Miguel Estanislao Soler (7 May 1783-23 September 1849) was an Argentine general who fought in the Argentine War of Independence.
Biography[]
Miguel Estanislao Soler was born in Buenos Aires, Viceroyalty of the Rio de la Plata in 1783. He joined the Spanish Army at a young age and fought against the British invasions of the Rio de la Plata and Martin de Alzaga's revolution. However, he supported the May Revolution of 1810 and was dispatched to the Banda Oriental to aid Jose Gervasio Artigas in his liberation of Uruguay from the Spanish.
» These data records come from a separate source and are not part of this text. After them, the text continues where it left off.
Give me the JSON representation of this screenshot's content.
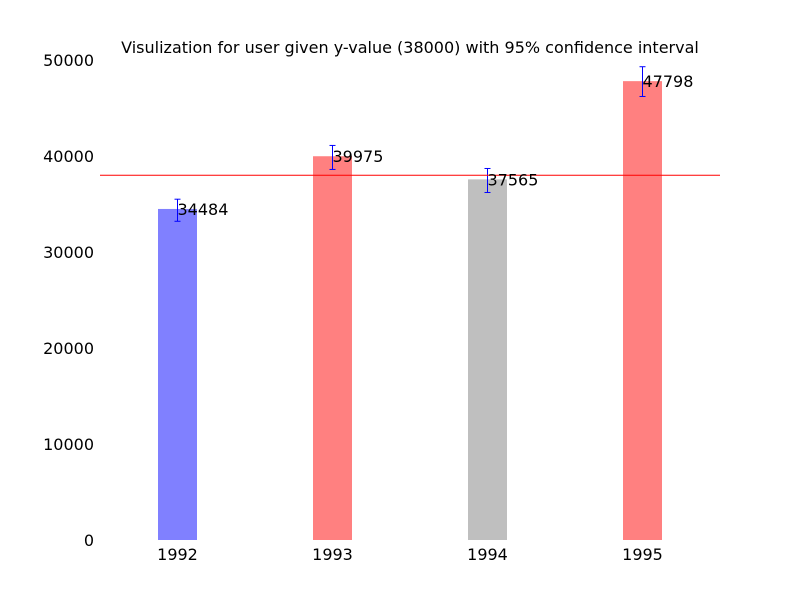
{
  "chart_data": {
    "type": "bar",
    "title": "Visulization for user given y-value (38000) with 95% confidence interval",
    "xlabel": "",
    "ylabel": "",
    "categories": [
      "1992",
      "1993",
      "1994",
      "1995"
    ],
    "values": [
      34484,
      39975,
      37565,
      47798
    ],
    "value_labels": [
      "34484",
      "39975",
      "37565",
      "47798"
    ],
    "error_bars": [
      {
        "low": 33200,
        "high": 35500
      },
      {
        "low": 38600,
        "high": 41100
      },
      {
        "low": 36200,
        "high": 38700
      },
      {
        "low": 46200,
        "high": 49300
      }
    ],
    "bar_colors": [
      "#8080ff",
      "#ff8080",
      "#bfbfbf",
      "#ff8080"
    ],
    "error_bar_color": "#0000ff",
    "reference_line": {
      "value": 38000,
      "color": "#ff0000"
    },
    "ylim": [
      0,
      50000
    ],
    "yticks": [
      0,
      10000,
      20000,
      30000,
      40000,
      50000
    ],
    "ytick_labels": [
      "0",
      "10000",
      "20000",
      "30000",
      "40000",
      "50000"
    ],
    "grid": false
  }
}
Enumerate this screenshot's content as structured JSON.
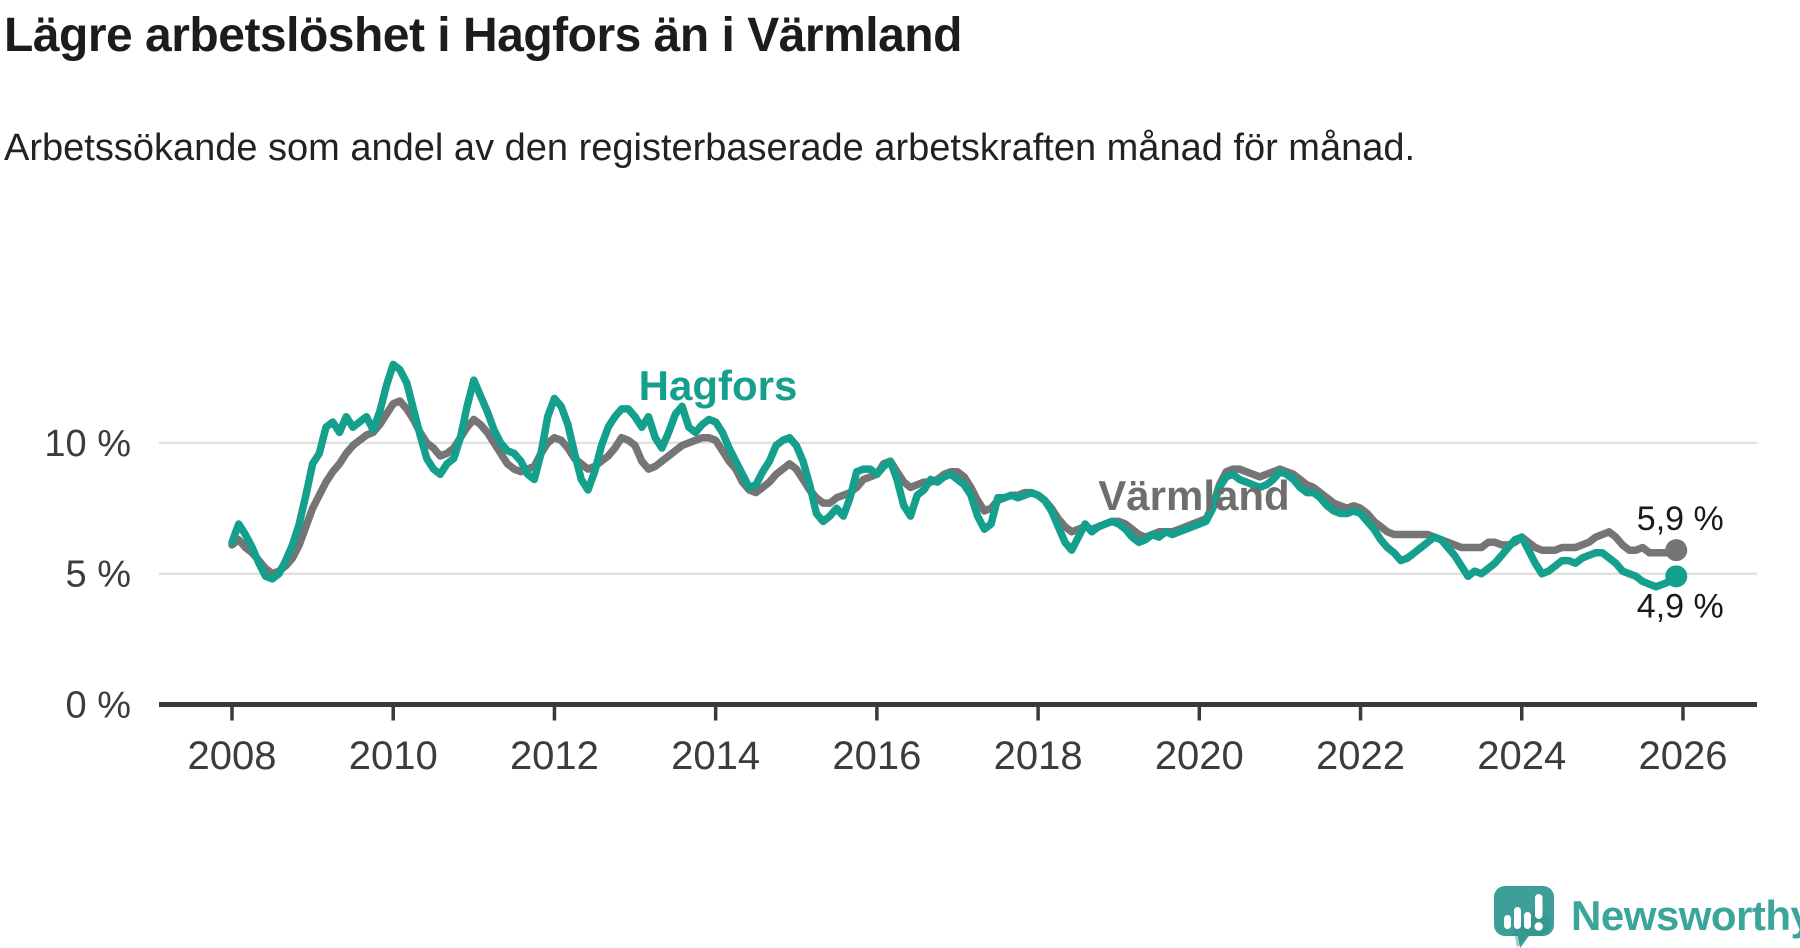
{
  "header": {
    "title": "Lägre arbetslöshet i Hagfors än i Värmland",
    "subtitle": "Arbetssökande som andel av den registerbaserade arbetskraften månad för månad."
  },
  "chart_data": {
    "type": "line",
    "unit": "%",
    "x_start": {
      "year": 2008,
      "month": 1
    },
    "x_interval": "monthly",
    "x_tick_years": [
      2008,
      2010,
      2012,
      2014,
      2016,
      2018,
      2020,
      2022,
      2024,
      2026
    ],
    "ylim": [
      0,
      13.5
    ],
    "y_gridlines": [
      5,
      10
    ],
    "y_axis_labels": [
      {
        "value": 0,
        "label": "0 %"
      },
      {
        "value": 5,
        "label": "5 %"
      },
      {
        "value": 10,
        "label": "10 %"
      }
    ],
    "grid": "horizontal-only",
    "legend": "inline-labels-on-lines",
    "colors": {
      "hagfors": "#14A08D",
      "varmland": "#757575",
      "axis": "#3A3A3A",
      "grid": "#E1E1E1",
      "tick_text": "#3C3C3C",
      "value_text": "#1A1A1A"
    },
    "series": [
      {
        "name": "Värmland",
        "color": "#757575",
        "end_value": 5.9,
        "end_label": "5,9 %",
        "values": [
          6.1,
          6.3,
          6.0,
          5.8,
          5.5,
          5.2,
          5.0,
          5.1,
          5.3,
          5.6,
          6.1,
          6.8,
          7.5,
          8.0,
          8.5,
          8.9,
          9.2,
          9.6,
          9.9,
          10.1,
          10.3,
          10.4,
          10.7,
          11.1,
          11.5,
          11.6,
          11.3,
          10.9,
          10.4,
          10.0,
          9.8,
          9.5,
          9.6,
          9.8,
          10.2,
          10.6,
          10.9,
          10.7,
          10.4,
          10.0,
          9.6,
          9.2,
          9.0,
          8.9,
          9.0,
          9.1,
          9.6,
          10.0,
          10.2,
          10.1,
          9.8,
          9.4,
          9.2,
          9.0,
          9.1,
          9.3,
          9.5,
          9.8,
          10.2,
          10.1,
          9.9,
          9.3,
          9.0,
          9.1,
          9.3,
          9.5,
          9.7,
          9.9,
          10.0,
          10.1,
          10.2,
          10.2,
          10.1,
          9.7,
          9.3,
          9.0,
          8.5,
          8.2,
          8.1,
          8.3,
          8.5,
          8.8,
          9.0,
          9.2,
          9.0,
          8.6,
          8.2,
          7.9,
          7.7,
          7.7,
          7.9,
          8.0,
          8.1,
          8.3,
          8.6,
          8.7,
          8.8,
          9.2,
          9.3,
          8.9,
          8.5,
          8.3,
          8.4,
          8.5,
          8.5,
          8.6,
          8.8,
          8.9,
          8.9,
          8.7,
          8.3,
          7.8,
          7.4,
          7.5,
          7.8,
          7.9,
          8.0,
          8.0,
          8.1,
          8.1,
          8.0,
          7.8,
          7.5,
          7.1,
          6.8,
          6.6,
          6.7,
          6.8,
          6.7,
          6.8,
          6.9,
          7.0,
          7.0,
          6.9,
          6.7,
          6.5,
          6.4,
          6.5,
          6.6,
          6.6,
          6.6,
          6.7,
          6.8,
          6.9,
          7.0,
          7.1,
          7.6,
          8.4,
          8.9,
          9.0,
          9.0,
          8.9,
          8.8,
          8.7,
          8.8,
          8.9,
          9.0,
          8.9,
          8.8,
          8.6,
          8.4,
          8.3,
          8.1,
          7.9,
          7.7,
          7.6,
          7.5,
          7.6,
          7.5,
          7.3,
          7.0,
          6.8,
          6.6,
          6.5,
          6.5,
          6.5,
          6.5,
          6.5,
          6.5,
          6.4,
          6.3,
          6.2,
          6.1,
          6.0,
          6.0,
          6.0,
          6.0,
          6.2,
          6.2,
          6.1,
          6.1,
          6.2,
          6.4,
          6.2,
          6.0,
          5.9,
          5.9,
          5.9,
          6.0,
          6.0,
          6.0,
          6.1,
          6.2,
          6.4,
          6.5,
          6.6,
          6.4,
          6.1,
          5.9,
          5.9,
          6.0,
          5.8,
          5.8,
          5.8,
          5.8,
          5.9
        ]
      },
      {
        "name": "Hagfors",
        "color": "#14A08D",
        "end_value": 4.9,
        "end_label": "4,9 %",
        "values": [
          6.2,
          6.9,
          6.5,
          6.0,
          5.4,
          4.9,
          4.8,
          5.0,
          5.5,
          6.1,
          6.9,
          8.0,
          9.2,
          9.6,
          10.6,
          10.8,
          10.4,
          11.0,
          10.6,
          10.8,
          11.0,
          10.5,
          11.2,
          12.2,
          13.0,
          12.8,
          12.3,
          11.3,
          10.3,
          9.4,
          9.0,
          8.8,
          9.2,
          9.4,
          10.2,
          11.4,
          12.4,
          11.8,
          11.2,
          10.5,
          10.0,
          9.7,
          9.6,
          9.3,
          8.8,
          8.6,
          9.6,
          11.0,
          11.7,
          11.4,
          10.7,
          9.6,
          8.6,
          8.2,
          8.9,
          9.9,
          10.6,
          11.0,
          11.3,
          11.3,
          11.0,
          10.6,
          11.0,
          10.2,
          9.8,
          10.4,
          11.1,
          11.4,
          10.6,
          10.4,
          10.7,
          10.9,
          10.8,
          10.4,
          9.8,
          9.3,
          8.8,
          8.3,
          8.4,
          8.9,
          9.3,
          9.9,
          10.1,
          10.2,
          9.9,
          9.3,
          8.4,
          7.3,
          7.0,
          7.2,
          7.5,
          7.2,
          7.9,
          8.9,
          9.0,
          9.0,
          8.8,
          9.1,
          9.3,
          8.6,
          7.6,
          7.2,
          8.0,
          8.2,
          8.6,
          8.5,
          8.7,
          8.8,
          8.6,
          8.4,
          8.0,
          7.2,
          6.7,
          6.9,
          7.9,
          7.9,
          8.0,
          7.9,
          8.0,
          8.1,
          8.0,
          7.8,
          7.4,
          6.8,
          6.2,
          5.9,
          6.4,
          6.9,
          6.6,
          6.8,
          6.9,
          7.0,
          6.9,
          6.7,
          6.4,
          6.2,
          6.3,
          6.5,
          6.4,
          6.6,
          6.5,
          6.6,
          6.7,
          6.8,
          6.9,
          7.0,
          7.5,
          8.3,
          8.7,
          8.8,
          8.6,
          8.5,
          8.4,
          8.3,
          8.4,
          8.6,
          8.9,
          8.8,
          8.6,
          8.3,
          8.1,
          8.1,
          7.9,
          7.6,
          7.4,
          7.3,
          7.3,
          7.4,
          7.3,
          7.0,
          6.7,
          6.3,
          6.0,
          5.8,
          5.5,
          5.6,
          5.8,
          6.0,
          6.2,
          6.4,
          6.3,
          6.0,
          5.7,
          5.3,
          4.9,
          5.1,
          5.0,
          5.2,
          5.4,
          5.7,
          6.0,
          6.3,
          6.4,
          5.9,
          5.4,
          5.0,
          5.1,
          5.3,
          5.5,
          5.5,
          5.4,
          5.6,
          5.7,
          5.8,
          5.8,
          5.6,
          5.4,
          5.1,
          5.0,
          4.9,
          4.7,
          4.6,
          4.5,
          4.6,
          4.7,
          4.9
        ]
      }
    ]
  },
  "footer": {
    "brand": "Newsworthy",
    "logo_icon": "speech-bubble-bar-chart-icon"
  }
}
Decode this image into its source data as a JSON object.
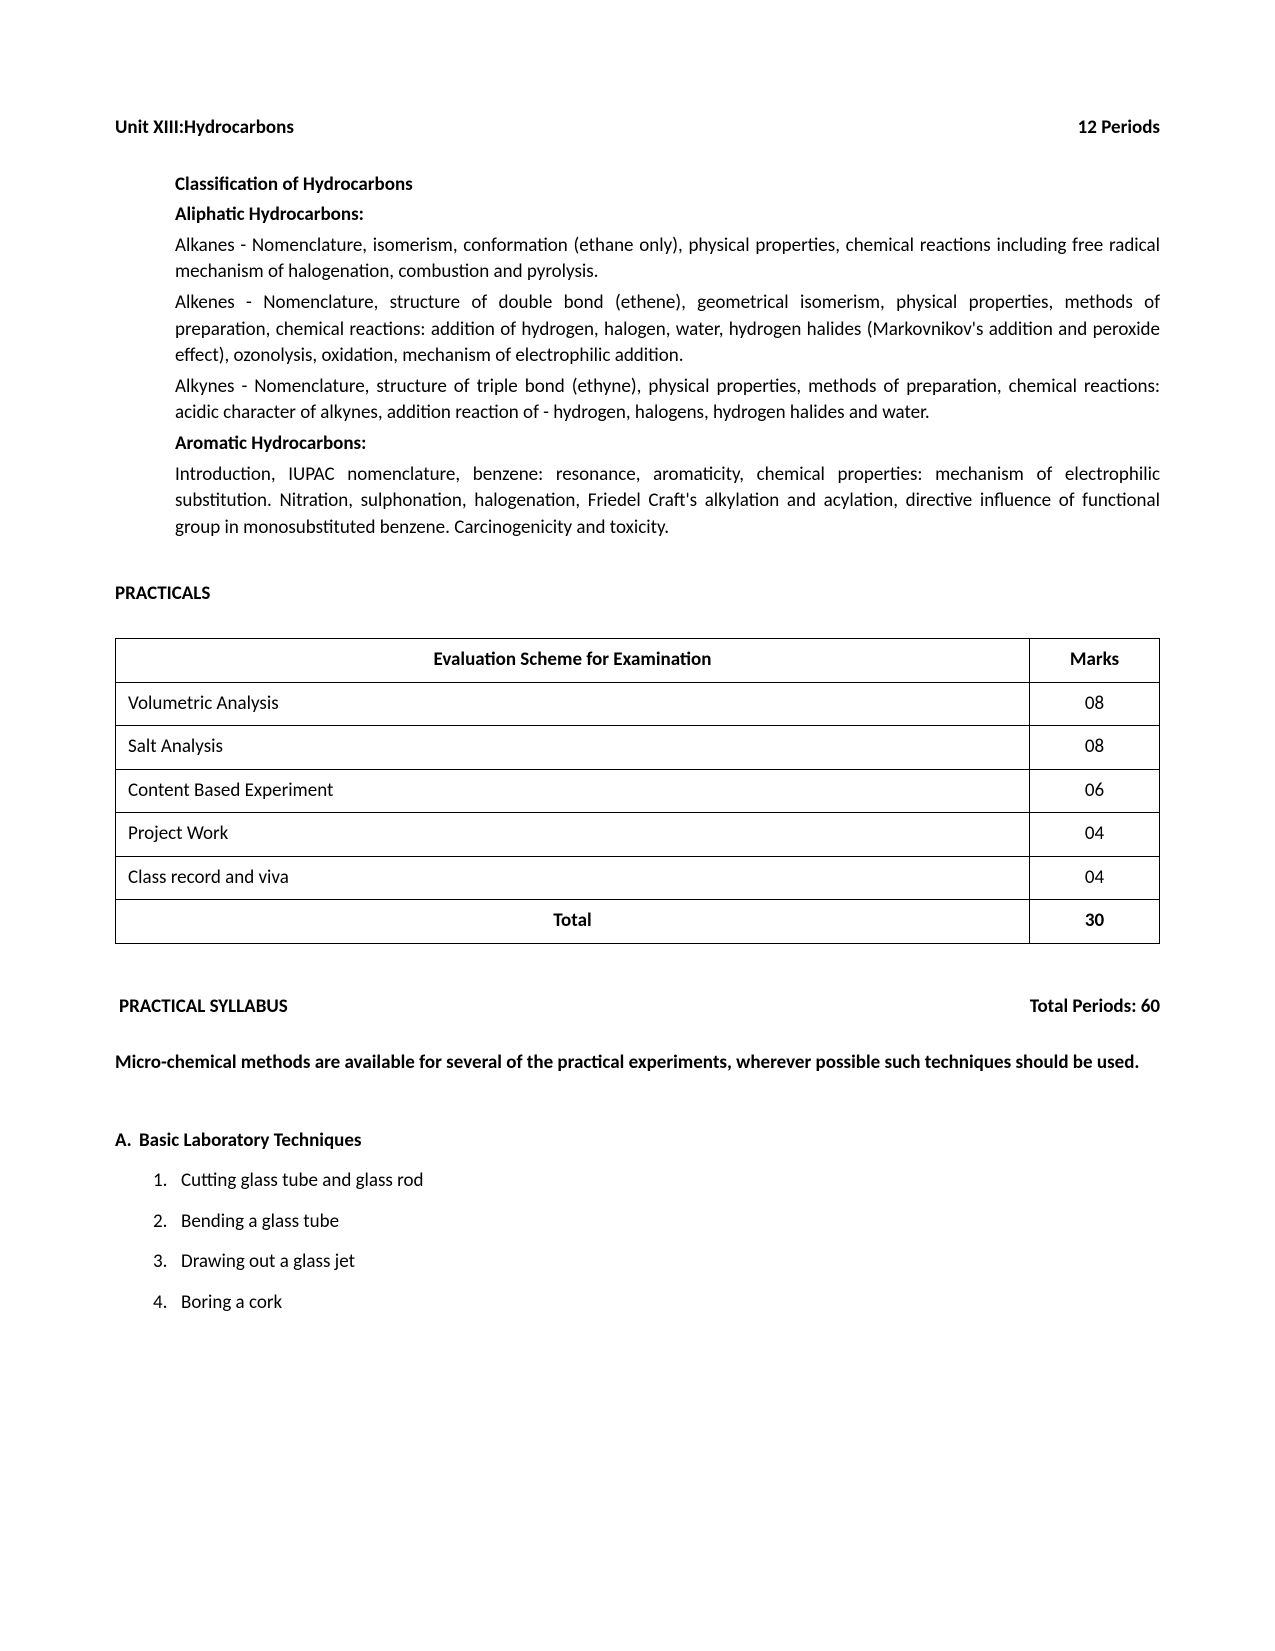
{
  "unit": {
    "title": "Unit XIII:Hydrocarbons",
    "periods": "12 Periods"
  },
  "classification_heading": "Classification of Hydrocarbons",
  "aliphatic_heading": " Aliphatic Hydrocarbons:",
  "alkanes": "Alkanes - Nomenclature, isomerism, conformation (ethane only), physical properties, chemical reactions including free radical mechanism of halogenation, combustion and pyrolysis.",
  "alkenes": "Alkenes - Nomenclature, structure of double bond (ethene), geometrical isomerism, physical properties, methods of preparation, chemical reactions: addition of hydrogen, halogen, water, hydrogen halides (Markovnikov's addition and peroxide effect), ozonolysis, oxidation, mechanism of electrophilic addition.",
  "alkynes": "Alkynes - Nomenclature, structure of triple bond (ethyne), physical properties, methods of preparation, chemical reactions: acidic character of alkynes, addition reaction of - hydrogen, halogens, hydrogen halides and water.",
  "aromatic_heading": "Aromatic Hydrocarbons:",
  "aromatic_body": "Introduction, IUPAC nomenclature, benzene: resonance, aromaticity, chemical properties: mechanism of electrophilic substitution. Nitration, sulphonation, halogenation, Friedel Craft's alkylation and acylation, directive influence of functional group in monosubstituted benzene. Carcinogenicity and toxicity.",
  "practicals_title": "PRACTICALS",
  "table": {
    "header_item": "Evaluation Scheme for Examination",
    "header_marks": "Marks",
    "rows": [
      {
        "item": "Volumetric Analysis",
        "marks": "08"
      },
      {
        "item": "Salt Analysis",
        "marks": "08"
      },
      {
        "item": "Content Based Experiment",
        "marks": "06"
      },
      {
        "item": "Project Work",
        "marks": "04"
      },
      {
        "item": "Class record and viva",
        "marks": "04"
      }
    ],
    "total_label": "Total",
    "total_marks": "30"
  },
  "practical_syllabus": {
    "title": "PRACTICAL SYLLABUS",
    "periods": "Total Periods: 60"
  },
  "micro_note": "Micro-chemical methods are available for several of the practical experiments, wherever possible such techniques should be used.",
  "section_a": {
    "prefix": "A.",
    "title": "Basic Laboratory Techniques",
    "items": [
      "Cutting glass tube and glass rod",
      "Bending a glass tube",
      "Drawing out a glass jet",
      "Boring a cork"
    ]
  }
}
As a colonel, he helped liberate Montevideo in May 1814. In August 1814, he was appointed Governor of the Banda Oriental, but most of the province was in the hands of Artigas' Federales. His attempt to crush the Federalist uprising was defeated at the Battle of Guayabos in January 1815, and he was forced to evacuate Montevideo. He was then redeployed to Chile, serving as a general in the Army of the Andes from July 1816. Soler participated in the crossing of the Andes and distinguished himself at the Battle of Chacabuco, but he was recalled to Buenos Aires for accusing the Chilean general Bernardo O'Higgins of endangering the victory with a hasty charge. He was without a command until 1819, when Jose Rondeau gave him command of an army in Lujan. He helped overthrow the Supreme Directory after the Battle of Cepeda in 1820, and he served as Governor of Buenos Aires Province that same year. He battled Santa Fe Province governor Estanislao Lopez at the Battle of Cañada de la Cruz on 28 June 1820, and he was defeated and forced to flee to Montevideo. Soler returned to Buenos Aires in 1822 and became inspector general of the army in 1823. He led the army in its campaign against the Empire of Brazil during the Cisplatine War, and he returned to Buenos Aires in 1828 and briefly served as ambassador to Bolivia before being recalled on Juan Lavalle's coup. He served as an advisor to Lavalle and Juan Jose Viamonte before being named commander of the urban forces of Buenos Aires by President Juan Manuel de Rosas in 1830. Soler was a strong supporter of Rosas, but the bloody repression of 1840 caused him to move to Montevideo before returning to Argentina and dying in obscurity in 1849.